Gazette-Times reporter

Western University of Health Sciences has signed a 20-year lease with Samaritan Health Services to operate a medical school in Lebanon.

The agreement paves the way for Samaritan to line up financing for the project, which is slated to break ground this summer.

"Getting the lease document completed was the final stage to getting financing," said Larry Mullins, president and CEO of Samaritan Health Services. "This was a critical factor."

Samaritan will build and own the 55,000-square-foot medical school building. The $15 million project will be funded by a bank loan, with the lease serving as security, Mullins said.

The new medical school, to be called the College of Osteopathic Medicine of the Pacific Northwest, is scheduled to open in August 2011 with an initial class of 75 students. Enrollment is expected to grow to 400 by 2014.

Western University operates the College of Osteopathic Medicine of the Pacific in Pomona, Calif., and for several years has been sending medical students to the mid-valley to do clinical rotations in Samaritan's network of five hospitals. Samaritan also has been expanding its residency programs.

The College of Osteopathic Medicine of the Pacific Northwest - COMP Northwest, for short - is the first of several buildings envisioned for the 51-acre campus in Lebanon.

Plans call for courses of study in other health care disciplines, possibly including nursing and physical therapy.

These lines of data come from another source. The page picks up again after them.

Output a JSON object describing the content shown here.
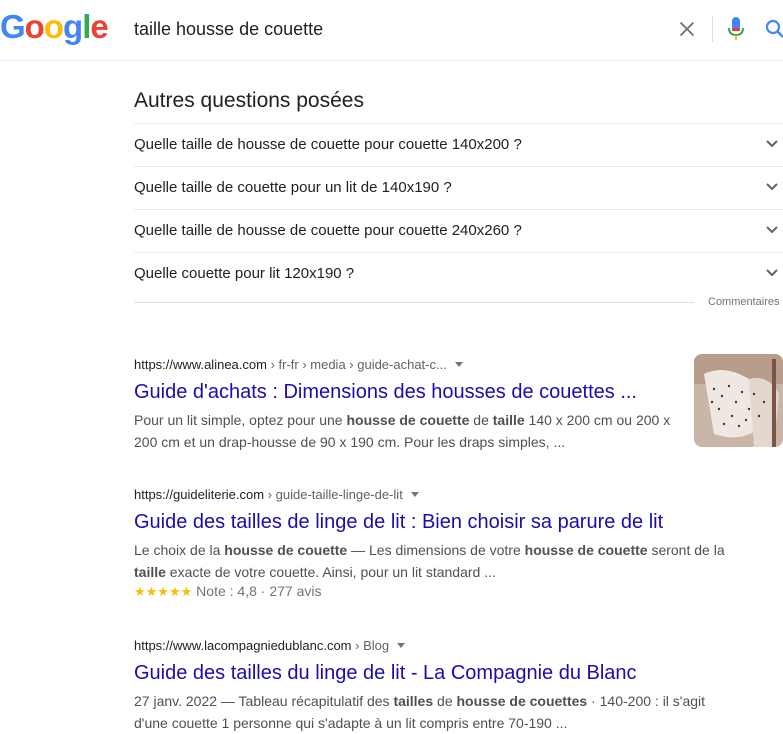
{
  "header": {
    "logo_letters": [
      "G",
      "o",
      "o",
      "g",
      "l",
      "e"
    ],
    "logo_colors": [
      "#4285F4",
      "#EA4335",
      "#FBBC05",
      "#4285F4",
      "#34A853",
      "#EA4335"
    ],
    "query": "taille housse de couette"
  },
  "paa": {
    "title": "Autres questions posées",
    "questions": [
      "Quelle taille de housse de couette pour couette 140x200 ?",
      "Quelle taille de couette pour un lit de 140x190 ?",
      "Quelle taille de housse de couette pour couette 240x260 ?",
      "Quelle couette pour lit 120x190 ?"
    ],
    "feedback": "Commentaires"
  },
  "results": [
    {
      "domain": "https://www.alinea.com",
      "path": " › fr-fr › media › guide-achat-c...",
      "title": "Guide d'achats : Dimensions des housses de couettes ...",
      "snippet": [
        {
          "t": "Pour un lit simple, optez pour une ",
          "b": false
        },
        {
          "t": "housse de couette",
          "b": true
        },
        {
          "t": " de ",
          "b": false
        },
        {
          "t": "taille",
          "b": true
        },
        {
          "t": " 140 x 200 cm ou 200 x 200 cm et un drap-housse de 90 x 190 cm. Pour les draps simples, ...",
          "b": false
        }
      ]
    },
    {
      "domain": "https://guideliterie.com",
      "path": " › guide-taille-linge-de-lit",
      "title": "Guide des tailles de linge de lit : Bien choisir sa parure de lit",
      "snippet": [
        {
          "t": "Le choix de la ",
          "b": false
        },
        {
          "t": "housse de couette",
          "b": true
        },
        {
          "t": " — Les dimensions de votre ",
          "b": false
        },
        {
          "t": "housse de couette",
          "b": true
        },
        {
          "t": " seront de la ",
          "b": false
        },
        {
          "t": "taille",
          "b": true
        },
        {
          "t": " exacte de votre couette. Ainsi, pour un lit standard ...",
          "b": false
        }
      ],
      "stars": "★★★★★",
      "rating_text": "Note : 4,8 · 277 avis"
    },
    {
      "domain": "https://www.lacompagniedublanc.com",
      "path": " › Blog",
      "title": "Guide des tailles du linge de lit - La Compagnie du Blanc",
      "snippet": [
        {
          "t": "27 janv. 2022 — Tableau récapitulatif des ",
          "b": false
        },
        {
          "t": "tailles",
          "b": true
        },
        {
          "t": " de ",
          "b": false
        },
        {
          "t": "housse de couettes",
          "b": true
        },
        {
          "t": " · 140-200 : il s'agit d'une couette 1 personne qui s'adapte à un lit compris entre 70-190 ...",
          "b": false
        }
      ]
    }
  ]
}
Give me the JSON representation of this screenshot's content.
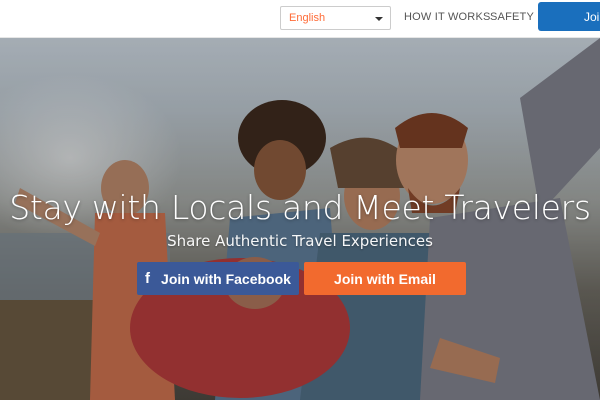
{
  "topbar": {
    "language_select": {
      "selected": "English"
    },
    "nav": [
      {
        "label": "HOW IT WORKS"
      },
      {
        "label": "SAFETY"
      }
    ],
    "join_button_label": "Join"
  },
  "hero": {
    "title": "Stay with Locals and Meet Travelers",
    "subtitle": "Share Authentic Travel Experiences",
    "facebook_button_label": "Join with Facebook",
    "facebook_icon_glyph": "f",
    "email_button_label": "Join with Email"
  },
  "colors": {
    "facebook_blue": "#3b5998",
    "email_orange": "#f26a2e",
    "join_blue": "#1a6fbd",
    "language_text": "#ff6b37"
  }
}
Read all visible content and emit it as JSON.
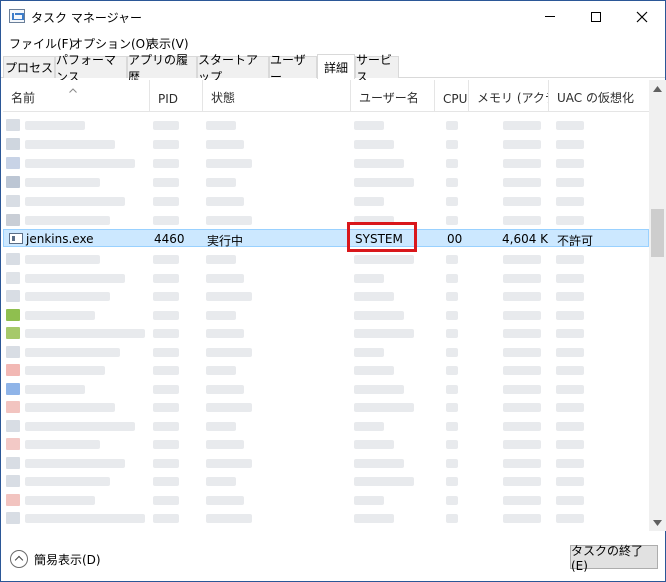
{
  "window": {
    "title": "タスク マネージャー"
  },
  "menu": [
    "ファイル(F)",
    "オプション(O)",
    "表示(V)"
  ],
  "tabs": [
    "プロセス",
    "パフォーマンス",
    "アプリの履歴",
    "スタートアップ",
    "ユーザー",
    "詳細",
    "サービス"
  ],
  "active_tab": "詳細",
  "table": {
    "columns": [
      "名前",
      "PID",
      "状態",
      "ユーザー名",
      "CPU",
      "メモリ (アクテ...",
      "UAC の仮想化"
    ],
    "selected_row": {
      "name": "jenkins.exe",
      "pid": "4460",
      "status": "実行中",
      "user": "SYSTEM",
      "cpu": "00",
      "memory": "4,604 K",
      "uac": "不許可"
    }
  },
  "footer": {
    "fewer_details": "簡易表示(D)",
    "end_task": "タスクの終了(E)"
  },
  "colors": {
    "selection": "#cce8ff",
    "highlight_box": "#d9171b",
    "title_border": "#2b5797"
  }
}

Some instructional programs might be developed by Western University, which is expanding from five to nine degree programs at its Pomona campus, while others might be taught by Linn-Benton Community College or Legacy Health Systems.

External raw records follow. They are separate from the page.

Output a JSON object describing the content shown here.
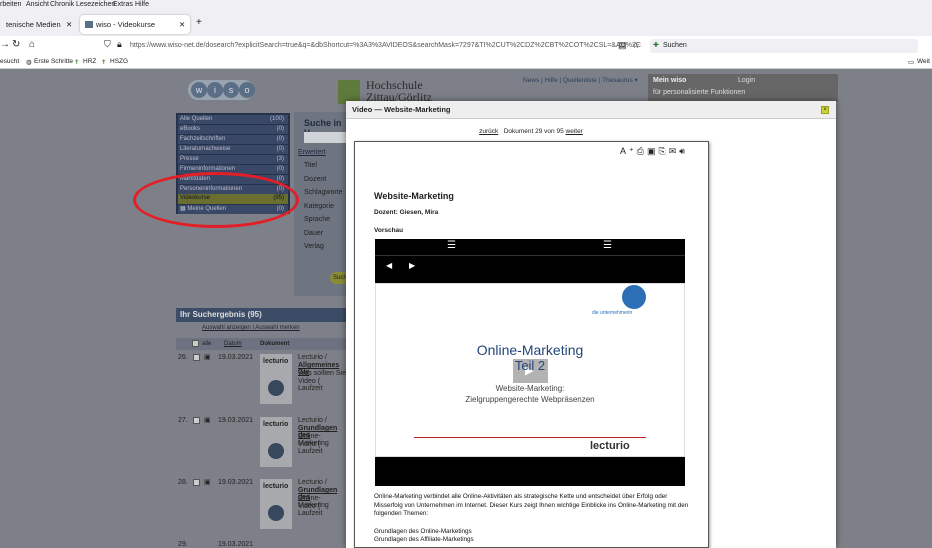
{
  "browser": {
    "menu": [
      "rbeiten",
      "Ansicht",
      "Chronik",
      "Lesezeichen",
      "Extras",
      "Hilfe"
    ],
    "tabs": [
      {
        "label": "tenische Medien"
      },
      {
        "label": "wiso - Videokurse"
      }
    ],
    "new_tab": "+",
    "url": "https://www.wiso-net.de/dosearch?explicitSearch=true&q=&dbShortcut=%3A3%3AVIDEOS&searchMask=7297&TI%2CUT%2CDZ%2CBT%2COT%2CSL=&AU%2C",
    "search_placeholder": "Suchen",
    "bookmarks": [
      "esucht",
      "Erste Schritte",
      "HRZ",
      "HSZG"
    ],
    "bookmarks_right": "Weit"
  },
  "site": {
    "logo_letters": [
      "w",
      "i",
      "s",
      "o"
    ],
    "hs_line1": "Hochschule",
    "hs_line2": "Zittau/Görlitz",
    "top_links": "News | Hilfe | Quellenliste | Thesaurus ▾",
    "mywiso_title": "Mein wiso",
    "mywiso_login": "Login",
    "mywiso_sub": "für personalisierte Funktionen",
    "sources": [
      {
        "label": "Alle Quellen",
        "count": "(100)"
      },
      {
        "label": "eBooks",
        "count": "(0)"
      },
      {
        "label": "Fachzeitschriften",
        "count": "(0)"
      },
      {
        "label": "Literaturnachweise",
        "count": "(0)"
      },
      {
        "label": "Presse",
        "count": "(3)"
      },
      {
        "label": "Firmeninformationen",
        "count": "(0)"
      },
      {
        "label": "Marktdaten",
        "count": "(0)"
      },
      {
        "label": "Personeninformationen",
        "count": "(0)"
      },
      {
        "label": "Videokurse",
        "count": "(95)"
      },
      {
        "label": "Meine Quellen",
        "count": "(0)"
      }
    ],
    "search_title": "Suche in V",
    "search_fields": [
      "Erweitert",
      "Titel",
      "Dozent",
      "Schlagworte",
      "Kategorie",
      "Sprache",
      "Dauer",
      "Verlag"
    ],
    "search_button": "Suche",
    "results_title": "Ihr Suchergebnis (95)",
    "results_links": "Auswahl anzeigen | Auswahl merken",
    "col_all": "alle",
    "col_date": "Datum",
    "col_doc": "Dokument",
    "rows": [
      {
        "num": "26.",
        "date": "19.03.2021",
        "src": "Lecturio /",
        "title": "Allgemeines Gle",
        "line": "Was sollten Sie",
        "dur": "Video ( Laufzeit"
      },
      {
        "num": "27.",
        "date": "19.03.2021",
        "src": "Lecturio /",
        "title": "Grundlagen des",
        "line": "Online-Marketing",
        "dur": "Video ( Laufzeit"
      },
      {
        "num": "28.",
        "date": "19.03.2021",
        "src": "Lecturio /",
        "title": "Grundlagen des",
        "line": "Online-Marketing",
        "dur": "Video ( Laufzeit"
      },
      {
        "num": "29.",
        "date": "19.03.2021",
        "src": "",
        "title": "",
        "line": "",
        "dur": ""
      }
    ]
  },
  "modal": {
    "title": "Video — Website-Marketing",
    "nav_back": "zurück",
    "nav_doc": "Dokument  29 von 95",
    "nav_next": "weiter",
    "doc_title": "Website-Marketing",
    "dozent": "Dozent: Giesen, Mira",
    "preview": "Vorschau",
    "video_title": "Online-Marketing",
    "video_part": "Teil 2",
    "video_sub1": "Website-Marketing:",
    "video_sub2": "Zielgruppengerechte Webpräsenzen",
    "corner_text": "die unternehmerin",
    "lecturio_logo": "lecturio",
    "body_text": "Online-Marketing verbindet alle Online-Aktivitäten als strategische Kette und entscheidet über Erfolg oder Misserfolg von Unternehmen im Internet. Dieser Kurs zeigt Ihnen wichtige Einblicke ins Online-Marketing mit den folgenden Themen:",
    "topic1": "Grundlagen des Online-Marketings",
    "topic2": "Grundlagen des Affiliate-Marketings"
  },
  "colors": {
    "accent": "#c8d437",
    "annotation": "#e41e26",
    "title_blue": "#24467a"
  }
}
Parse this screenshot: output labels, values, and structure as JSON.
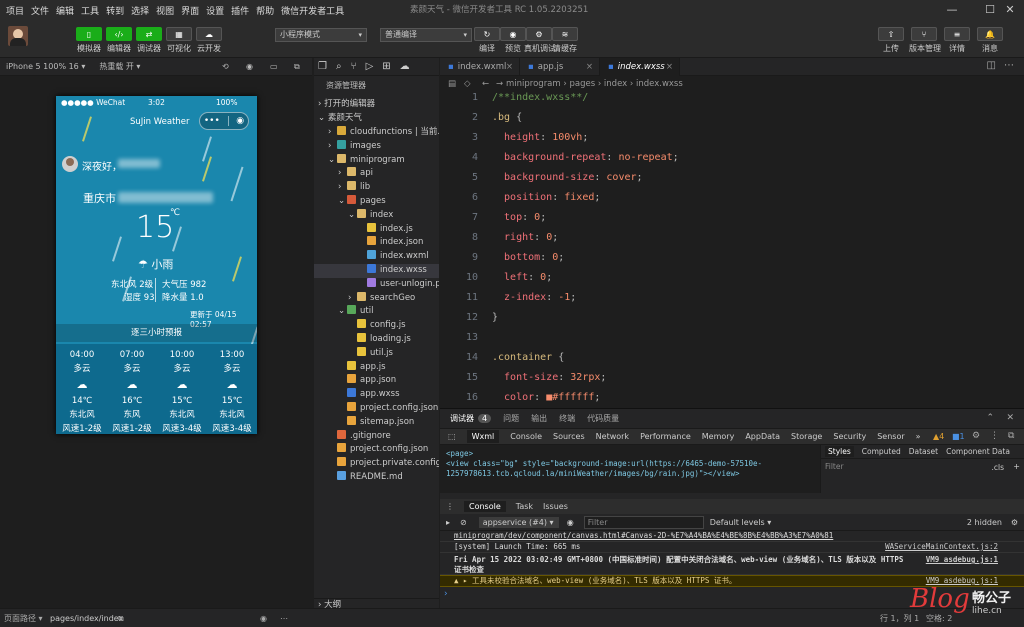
{
  "menu": [
    "项目",
    "文件",
    "编辑",
    "工具",
    "转到",
    "选择",
    "视图",
    "界面",
    "设置",
    "插件",
    "帮助",
    "微信开发者工具"
  ],
  "window_title": "素颜天气",
  "window_subtitle": "- 微信开发者工具 RC 1.05.2203251",
  "toolbar": {
    "left_buttons": [
      {
        "label": "模拟器",
        "glyph": "▯"
      },
      {
        "label": "编辑器",
        "glyph": "‹/›"
      },
      {
        "label": "调试器",
        "glyph": "⇄"
      },
      {
        "label": "可视化",
        "glyph": "▦"
      },
      {
        "label": "云开发",
        "glyph": "☁"
      }
    ],
    "mode_select": "小程序模式",
    "compile_select": "普通编译",
    "mid_buttons": [
      {
        "label": "编译",
        "glyph": "↻"
      },
      {
        "label": "预览",
        "glyph": "◉"
      },
      {
        "label": "真机调试",
        "glyph": "⚙"
      },
      {
        "label": "清缓存",
        "glyph": "≋"
      }
    ],
    "right_buttons": [
      {
        "label": "上传",
        "glyph": "⇧"
      },
      {
        "label": "版本管理",
        "glyph": "⑂"
      },
      {
        "label": "详情",
        "glyph": "≡"
      },
      {
        "label": "消息",
        "glyph": "🔔"
      }
    ]
  },
  "sim_bar": {
    "device": "iPhone 5 100% 16 ▾",
    "hotreload": "热重载 开 ▾"
  },
  "phone": {
    "signal": "●●●●● WeChat",
    "time": "3:02",
    "battery": "100%",
    "nav_title": "SuJin Weather",
    "capsule_more": "•••",
    "capsule_close": "◉",
    "greeting": "深夜好，",
    "city": "重庆市",
    "temperature": "15",
    "unit": "℃",
    "weather": "小雨",
    "wind_dir": "东北风 2级",
    "pressure": "大气压 982",
    "humidity": "湿度 93",
    "rainfall": "降水量 1.0",
    "updated": "更新于 04/15 02:57",
    "forecast_title": "逐三小时预报",
    "forecast": [
      {
        "time": "04:00",
        "cond": "多云",
        "temp": "14℃",
        "wind": "东北风",
        "level": "风速1-2级"
      },
      {
        "time": "07:00",
        "cond": "多云",
        "temp": "16℃",
        "wind": "东风",
        "level": "风速1-2级"
      },
      {
        "time": "10:00",
        "cond": "多云",
        "temp": "15℃",
        "wind": "东北风",
        "level": "风速3-4级"
      },
      {
        "time": "13:00",
        "cond": "多云",
        "temp": "15℃",
        "wind": "东北风",
        "level": "风速3-4级"
      }
    ]
  },
  "explorer": {
    "header": "资源管理器",
    "open_editors": "打开的编辑器",
    "project": "素颜天气",
    "tree": [
      {
        "label": "cloudfunctions | 当前...",
        "indent": 1,
        "kind": "folder-cloud",
        "arrow": "›"
      },
      {
        "label": "images",
        "indent": 1,
        "kind": "folder-img",
        "arrow": "›"
      },
      {
        "label": "miniprogram",
        "indent": 1,
        "kind": "folder",
        "arrow": "⌄"
      },
      {
        "label": "api",
        "indent": 2,
        "kind": "folder",
        "arrow": "›"
      },
      {
        "label": "lib",
        "indent": 2,
        "kind": "folder",
        "arrow": "›"
      },
      {
        "label": "pages",
        "indent": 2,
        "kind": "folder-red",
        "arrow": "⌄"
      },
      {
        "label": "index",
        "indent": 3,
        "kind": "folder",
        "arrow": "⌄"
      },
      {
        "label": "index.js",
        "indent": 4,
        "kind": "js",
        "arrow": ""
      },
      {
        "label": "index.json",
        "indent": 4,
        "kind": "json",
        "arrow": ""
      },
      {
        "label": "index.wxml",
        "indent": 4,
        "kind": "wxml",
        "arrow": ""
      },
      {
        "label": "index.wxss",
        "indent": 4,
        "kind": "wxss",
        "arrow": "",
        "selected": true
      },
      {
        "label": "user-unlogin.png",
        "indent": 4,
        "kind": "png",
        "arrow": ""
      },
      {
        "label": "searchGeo",
        "indent": 3,
        "kind": "folder",
        "arrow": "›"
      },
      {
        "label": "util",
        "indent": 2,
        "kind": "folder-green",
        "arrow": "⌄"
      },
      {
        "label": "config.js",
        "indent": 3,
        "kind": "js",
        "arrow": ""
      },
      {
        "label": "loading.js",
        "indent": 3,
        "kind": "js",
        "arrow": ""
      },
      {
        "label": "util.js",
        "indent": 3,
        "kind": "js",
        "arrow": ""
      },
      {
        "label": "app.js",
        "indent": 2,
        "kind": "js",
        "arrow": ""
      },
      {
        "label": "app.json",
        "indent": 2,
        "kind": "json",
        "arrow": ""
      },
      {
        "label": "app.wxss",
        "indent": 2,
        "kind": "wxss",
        "arrow": ""
      },
      {
        "label": "project.config.json",
        "indent": 2,
        "kind": "json",
        "arrow": ""
      },
      {
        "label": "sitemap.json",
        "indent": 2,
        "kind": "json",
        "arrow": ""
      },
      {
        "label": ".gitignore",
        "indent": 1,
        "kind": "git",
        "arrow": ""
      },
      {
        "label": "project.config.json",
        "indent": 1,
        "kind": "json",
        "arrow": ""
      },
      {
        "label": "project.private.config.js...",
        "indent": 1,
        "kind": "json",
        "arrow": ""
      },
      {
        "label": "README.md",
        "indent": 1,
        "kind": "md",
        "arrow": ""
      }
    ],
    "outline": "大纲"
  },
  "editor": {
    "tabs": [
      {
        "label": "index.wxml",
        "active": false
      },
      {
        "label": "app.js",
        "active": false
      },
      {
        "label": "index.wxss",
        "active": true
      }
    ],
    "breadcrumb": "miniprogram › pages › index › index.wxss",
    "lines": [
      {
        "n": "1",
        "parts": [
          [
            "cm",
            "/**index.wxss**/"
          ]
        ]
      },
      {
        "n": "2",
        "parts": [
          [
            "sel-c",
            ".bg"
          ],
          [
            "pun",
            " {"
          ]
        ]
      },
      {
        "n": "3",
        "parts": [
          [
            "prop",
            "  height"
          ],
          [
            "pun",
            ": "
          ],
          [
            "val",
            "100vh"
          ],
          [
            "pun",
            ";"
          ]
        ]
      },
      {
        "n": "4",
        "parts": [
          [
            "prop",
            "  background-repeat"
          ],
          [
            "pun",
            ": "
          ],
          [
            "val",
            "no-repeat"
          ],
          [
            "pun",
            ";"
          ]
        ]
      },
      {
        "n": "5",
        "parts": [
          [
            "prop",
            "  background-size"
          ],
          [
            "pun",
            ": "
          ],
          [
            "val",
            "cover"
          ],
          [
            "pun",
            ";"
          ]
        ]
      },
      {
        "n": "6",
        "parts": [
          [
            "prop",
            "  position"
          ],
          [
            "pun",
            ": "
          ],
          [
            "val",
            "fixed"
          ],
          [
            "pun",
            ";"
          ]
        ]
      },
      {
        "n": "7",
        "parts": [
          [
            "prop",
            "  top"
          ],
          [
            "pun",
            ": "
          ],
          [
            "val",
            "0"
          ],
          [
            "pun",
            ";"
          ]
        ]
      },
      {
        "n": "8",
        "parts": [
          [
            "prop",
            "  right"
          ],
          [
            "pun",
            ": "
          ],
          [
            "val",
            "0"
          ],
          [
            "pun",
            ";"
          ]
        ]
      },
      {
        "n": "9",
        "parts": [
          [
            "prop",
            "  bottom"
          ],
          [
            "pun",
            ": "
          ],
          [
            "val",
            "0"
          ],
          [
            "pun",
            ";"
          ]
        ]
      },
      {
        "n": "10",
        "parts": [
          [
            "prop",
            "  left"
          ],
          [
            "pun",
            ": "
          ],
          [
            "val",
            "0"
          ],
          [
            "pun",
            ";"
          ]
        ]
      },
      {
        "n": "11",
        "parts": [
          [
            "prop",
            "  z-index"
          ],
          [
            "pun",
            ": "
          ],
          [
            "val",
            "-1"
          ],
          [
            "pun",
            ";"
          ]
        ]
      },
      {
        "n": "12",
        "parts": [
          [
            "pun",
            "}"
          ]
        ]
      },
      {
        "n": "13",
        "parts": []
      },
      {
        "n": "14",
        "parts": [
          [
            "sel-c",
            ".container"
          ],
          [
            "pun",
            " {"
          ]
        ]
      },
      {
        "n": "15",
        "parts": [
          [
            "prop",
            "  font-size"
          ],
          [
            "pun",
            ": "
          ],
          [
            "val",
            "32rpx"
          ],
          [
            "pun",
            ";"
          ]
        ]
      },
      {
        "n": "16",
        "parts": [
          [
            "prop",
            "  color"
          ],
          [
            "pun",
            ": "
          ],
          [
            "val",
            "■#ffffff"
          ],
          [
            "pun",
            ";"
          ]
        ]
      }
    ]
  },
  "debug": {
    "tabs": [
      "调试器",
      "问题",
      "输出",
      "终端",
      "代码质量"
    ],
    "badge": "4",
    "devtools_tabs": [
      "Wxml",
      "Console",
      "Sources",
      "Network",
      "Performance",
      "Memory",
      "AppData",
      "Storage",
      "Security",
      "Sensor"
    ],
    "warn_count": "▲4",
    "info_count": "■1",
    "wxml_lines": [
      "<page>",
      "  <view class=\"bg\" style=\"background-image:url(https://6465-demo-57510e-1257978613.tcb.qcloud.la/miniWeather/images/bg/rain.jpg)\"></view>"
    ],
    "style_tabs": [
      "Styles",
      "Computed",
      "Dataset",
      "Component Data"
    ],
    "filter_placeholder": "Filter",
    "cls": ".cls",
    "console_tabs": [
      "Console",
      "Task",
      "Issues"
    ],
    "context": "appservice (#4)",
    "levels": "Default levels ▾",
    "hidden": "2 hidden",
    "logs": [
      {
        "text": "miniprogram/dev/component/canvas.html#Canvas-2D-%E7%A4%BA%E4%BE%8B%E4%BB%A3%E7%A0%81",
        "src": "",
        "kind": "link"
      },
      {
        "text": "[system] Launch Time: 665 ms",
        "src": "WAServiceMainContext.js:2",
        "kind": "plain"
      },
      {
        "text": "Fri Apr 15 2022 03:02:49 GMT+0800 (中国标准时间) 配置中关闭合法域名、web-view (业务域名)、TLS 版本以及 HTTPS 证书检查",
        "src": "VM9_asdebug.js:1",
        "kind": "bold"
      },
      {
        "text": "▲ ▸ 工具未校验合法域名、web-view (业务域名)、TLS 版本以及 HTTPS 证书。",
        "src": "VM9_asdebug.js:1",
        "kind": "warn"
      }
    ],
    "prompt": "›"
  },
  "status": {
    "page_path_label": "页面路径 ▾",
    "page_path": "pages/index/index",
    "cursor": "行 1，列 1",
    "spaces": "空格: 2",
    "encoding": "UTF-8"
  },
  "watermark": "Blog | 畅公子 lihe.cn",
  "colors": {
    "accent_green": "#1aad19",
    "phone_bg": "#1a87ad",
    "selection": "#37373d"
  }
}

COMP Northwest, on track to become Oregon's first new medical school in more than a century, is being built at a time of looming physician shortages, especially in rural areas such as the mid-valley.

Samaritan officials hope many of the osteopaths coming out of the new medical school will choose to stay in the area after graduation.

"There is a strong link between where physicians do their training and where they end up practicing medicine, so we believe these steps will greatly strengthen our ability to recruit and retain outstanding physicians to the area," Mullins said in a statement announcing the lease.

"Most of the medical students here now are from the Pacific Northwest, and they encouraged us to establish residency programs so they can stay in this area after medical school."